Zitat von Legehenne:Achtung, es folgen subjektive Erfahrungswerte! Ich habe nicht komplett alles verfolgt, aber ich finde es sehr interessant, dass es im Westen ganz und gar ähnlich zugeht wie das, was ich bisher immer als typisch ostdeutsch empfunden habe. Die von dir beschriebenen Zustände der sterbenden Dörf(l)er lässt sich meiner Meinung nach fast komplett auf (ganz?) Thüringen übertragen. Das Wenige, das es hier an Stadt gibt, ist gefühlt geprägt von Wollen aber nicht Können und das Dorfleben ist... anstrengend. Kein Blick über den Tellerrand, Bildungsniveau teilweise erschreckend, alte ...
Genau das meine ich! Mal ein Beispiel: Ist zwar schon gut 100 Jahre her, aber damals war ja noch Eisenbahngründerzeit, und es wurden jede Menge Eisenbahnlinien gebaut. Durch mein Dorf sollte die Linie Volkmarsen - Kassel verlegt werden. Es wäre ideal gewesen, aber natürlich wurde auch ein Baukostenanteil der Gemeinde verlangt. Da stellte man zur Wahl: Entweder das Geld für den Bahnhof oder für fließendes Wasser, was es damals noch nicht gab. Da entschieden sich die blöden Bewohner für die Wasserleitungen, die es ein paar Jahre später ohnehin gegeben hätte.
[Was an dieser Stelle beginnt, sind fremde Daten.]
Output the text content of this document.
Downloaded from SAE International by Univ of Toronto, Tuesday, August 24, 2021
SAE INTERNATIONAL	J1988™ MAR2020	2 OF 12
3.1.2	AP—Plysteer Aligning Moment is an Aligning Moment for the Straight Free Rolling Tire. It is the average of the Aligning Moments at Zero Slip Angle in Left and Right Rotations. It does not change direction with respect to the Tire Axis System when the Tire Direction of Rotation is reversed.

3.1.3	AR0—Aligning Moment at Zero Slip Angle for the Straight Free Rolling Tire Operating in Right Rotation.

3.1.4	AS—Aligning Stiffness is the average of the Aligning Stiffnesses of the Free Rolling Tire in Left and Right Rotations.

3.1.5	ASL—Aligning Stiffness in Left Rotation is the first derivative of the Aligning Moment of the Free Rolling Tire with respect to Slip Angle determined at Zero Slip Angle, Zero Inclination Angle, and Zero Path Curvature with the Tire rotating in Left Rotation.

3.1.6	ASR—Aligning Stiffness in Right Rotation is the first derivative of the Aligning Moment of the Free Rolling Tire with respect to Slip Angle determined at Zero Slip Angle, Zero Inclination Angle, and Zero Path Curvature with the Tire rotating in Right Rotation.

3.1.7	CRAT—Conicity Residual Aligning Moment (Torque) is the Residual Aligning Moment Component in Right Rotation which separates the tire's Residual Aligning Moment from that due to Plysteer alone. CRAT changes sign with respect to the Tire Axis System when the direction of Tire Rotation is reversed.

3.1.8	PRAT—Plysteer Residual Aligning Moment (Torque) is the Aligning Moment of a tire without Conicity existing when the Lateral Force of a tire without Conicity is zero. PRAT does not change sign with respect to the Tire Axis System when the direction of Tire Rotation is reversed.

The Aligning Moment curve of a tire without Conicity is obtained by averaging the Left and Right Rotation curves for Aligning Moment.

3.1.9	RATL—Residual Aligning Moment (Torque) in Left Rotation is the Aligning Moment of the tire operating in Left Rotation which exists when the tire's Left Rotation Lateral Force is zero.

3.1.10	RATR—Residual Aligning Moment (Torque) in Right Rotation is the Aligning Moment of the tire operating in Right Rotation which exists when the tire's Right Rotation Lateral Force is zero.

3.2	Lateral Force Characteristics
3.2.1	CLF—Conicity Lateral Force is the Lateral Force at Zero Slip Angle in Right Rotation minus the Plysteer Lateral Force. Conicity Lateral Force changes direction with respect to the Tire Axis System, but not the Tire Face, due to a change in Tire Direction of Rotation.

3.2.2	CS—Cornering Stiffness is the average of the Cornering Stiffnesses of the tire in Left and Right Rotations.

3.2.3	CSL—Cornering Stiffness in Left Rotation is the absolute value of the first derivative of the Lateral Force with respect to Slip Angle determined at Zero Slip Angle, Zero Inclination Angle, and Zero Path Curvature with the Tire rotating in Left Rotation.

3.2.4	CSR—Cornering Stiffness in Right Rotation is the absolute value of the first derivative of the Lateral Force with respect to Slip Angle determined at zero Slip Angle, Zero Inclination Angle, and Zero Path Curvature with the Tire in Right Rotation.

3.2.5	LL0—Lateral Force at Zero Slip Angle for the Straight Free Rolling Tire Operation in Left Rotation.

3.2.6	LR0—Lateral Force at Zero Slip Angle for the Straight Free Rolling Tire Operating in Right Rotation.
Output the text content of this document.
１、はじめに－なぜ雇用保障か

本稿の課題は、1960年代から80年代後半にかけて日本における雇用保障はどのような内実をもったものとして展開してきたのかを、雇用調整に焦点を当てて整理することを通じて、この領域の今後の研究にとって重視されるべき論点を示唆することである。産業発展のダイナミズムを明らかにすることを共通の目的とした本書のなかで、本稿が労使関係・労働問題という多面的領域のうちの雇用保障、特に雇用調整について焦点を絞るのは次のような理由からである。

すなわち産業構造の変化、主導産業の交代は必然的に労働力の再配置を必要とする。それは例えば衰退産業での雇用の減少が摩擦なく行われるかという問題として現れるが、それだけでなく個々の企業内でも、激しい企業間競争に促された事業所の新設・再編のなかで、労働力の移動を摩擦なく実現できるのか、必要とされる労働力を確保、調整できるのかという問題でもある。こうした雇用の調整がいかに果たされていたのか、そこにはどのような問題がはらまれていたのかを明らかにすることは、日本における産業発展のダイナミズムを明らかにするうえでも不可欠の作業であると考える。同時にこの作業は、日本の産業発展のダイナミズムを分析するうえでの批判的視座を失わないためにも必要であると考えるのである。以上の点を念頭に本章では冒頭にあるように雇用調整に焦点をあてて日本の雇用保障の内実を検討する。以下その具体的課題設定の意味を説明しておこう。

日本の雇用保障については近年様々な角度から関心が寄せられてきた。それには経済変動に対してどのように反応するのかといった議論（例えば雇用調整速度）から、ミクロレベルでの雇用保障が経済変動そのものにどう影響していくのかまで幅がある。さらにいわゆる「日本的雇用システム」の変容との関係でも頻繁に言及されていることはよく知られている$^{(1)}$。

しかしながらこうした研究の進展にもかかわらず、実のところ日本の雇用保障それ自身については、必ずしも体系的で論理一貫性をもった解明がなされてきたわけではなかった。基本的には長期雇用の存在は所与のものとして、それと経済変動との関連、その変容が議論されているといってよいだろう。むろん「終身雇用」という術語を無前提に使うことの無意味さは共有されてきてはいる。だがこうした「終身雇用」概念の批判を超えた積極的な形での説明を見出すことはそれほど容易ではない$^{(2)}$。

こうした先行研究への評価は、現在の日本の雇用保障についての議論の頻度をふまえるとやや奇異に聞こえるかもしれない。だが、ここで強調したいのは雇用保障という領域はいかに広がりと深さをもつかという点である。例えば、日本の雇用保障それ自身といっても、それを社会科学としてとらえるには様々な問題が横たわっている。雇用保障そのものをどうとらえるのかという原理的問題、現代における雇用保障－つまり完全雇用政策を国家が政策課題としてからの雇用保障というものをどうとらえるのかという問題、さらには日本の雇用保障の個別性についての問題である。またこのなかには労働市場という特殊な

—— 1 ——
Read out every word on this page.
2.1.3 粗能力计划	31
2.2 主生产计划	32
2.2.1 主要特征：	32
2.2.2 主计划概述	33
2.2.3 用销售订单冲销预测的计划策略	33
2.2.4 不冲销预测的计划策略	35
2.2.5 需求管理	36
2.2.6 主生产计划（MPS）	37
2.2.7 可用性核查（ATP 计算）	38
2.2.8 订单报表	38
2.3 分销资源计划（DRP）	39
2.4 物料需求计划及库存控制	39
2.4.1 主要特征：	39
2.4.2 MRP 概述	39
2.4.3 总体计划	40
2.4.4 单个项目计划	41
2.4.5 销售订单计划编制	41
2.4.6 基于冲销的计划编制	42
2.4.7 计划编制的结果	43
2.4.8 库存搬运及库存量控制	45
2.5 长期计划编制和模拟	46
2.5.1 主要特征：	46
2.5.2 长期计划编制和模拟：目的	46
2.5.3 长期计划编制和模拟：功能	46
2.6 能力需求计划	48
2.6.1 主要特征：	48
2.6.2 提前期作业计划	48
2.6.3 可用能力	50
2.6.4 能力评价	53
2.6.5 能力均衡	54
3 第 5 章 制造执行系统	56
So richtig rückständig. Seitdem macht die Linie einen Umweg von über 10 km durch andere Käffer.
Ich habe Ende 2018 auch mal ein Projekt in Thüringen gehabt. Selbst für mich als Nordhessen war das nochmal ein heftiger Schlag. Es war gerade mal 70 km von zuhause weg, aber es war eine ziemliche Kälte zu spüren. Ich wurde gerufen, weil die Leiterin der Abteilung ersetzt werden sollte, die keiner leiden konnte. Nur irgendwie reichte das nicht, um mich zu unterstützen. Ich kam nicht von da und sprach den falschen Dialekt, wie so oft. Das Schlimmste war, abgesehen von der chronischen Zahlungsunfähigkeit, dass die viele Arbeit nur schleppend von den Damen gemacht wurde, weil sie die meiste Zeit nur am Schnattern waren. Wenn nicht über die Kinder in der Schule, dann über das letzte Kaffeekränzchen, und warum Tante Erna so langsam dement wird oder so. Ich habe dann mal gefragt, ob sie wüssten, wann die A 44 mal fertig wird. Das Autobahnstück, was seit 30 Jahren geplant ist und eigentlich sofort nach der Wende gebaut werden sollte, und die teuerste Autobahn pro km der Welt ist. Da fiel ich fast vom Glauben ab: Die wussten davon nichts. Es interessiert sie auch nicht. Denn sie waren in den 30 Jahren nur einmal in Hessen. Ist für sie eine andere Welt. Da wurde ich innerlich schon irgendwie ungehalten. Ich gurke mindestens einmal im Jahr irgendwo im ehemaligen Grenzgebiet rum, oder sehe mir die Städte im Osten an, wie die Weihnachtsmärkte sind oder so. Aber so viel Provinzialismus war mir dann auch eine Spur zu heftig. Da sind die ja in meinem Heimatort noch weltoffener.
Als ich dort vorgestellt wurde, fragte der Agenturleiter, der mich vermittelte, den kaufmännischen Leiter der Firma, wo man dort mittags was warmes essen könnte. Da sagte der Chef mit Stolz erfüllter Brust: Nee, hier können Sie mittags nichts essen. Aber im Rewe gibt es jetzt eine warme Theke. Und das in einer Kleinstadt mit 15000 Einwohnern. Furchtbar, oder? Wie man darauf noch stolz sein kann. Ich wurde schon doof angemacht, dass ich danach mittags immer raus wollte, und mir nichts von zuhause mitbrachte. Und die wollten so wie früher immer bei gekipptem Fenster und aufgedrehter Heizung arbeiten, obwohl die Firma schon kein Geld mehr hatte. Aber die Wärmequelle musste unbedingt COs-neutral sein. Die die Firma heruntergewirtschaftet hatten, sollen dann allesamt Wessis gewesen sein. Ja, klar. Da wusste ich ja auch, wie die über mich gedacht haben müssen. Als ich gekündigt hatte, wurde mir noch vorgeworfen, eine Uhr geklaut zu haben. Einfach erbärmlich.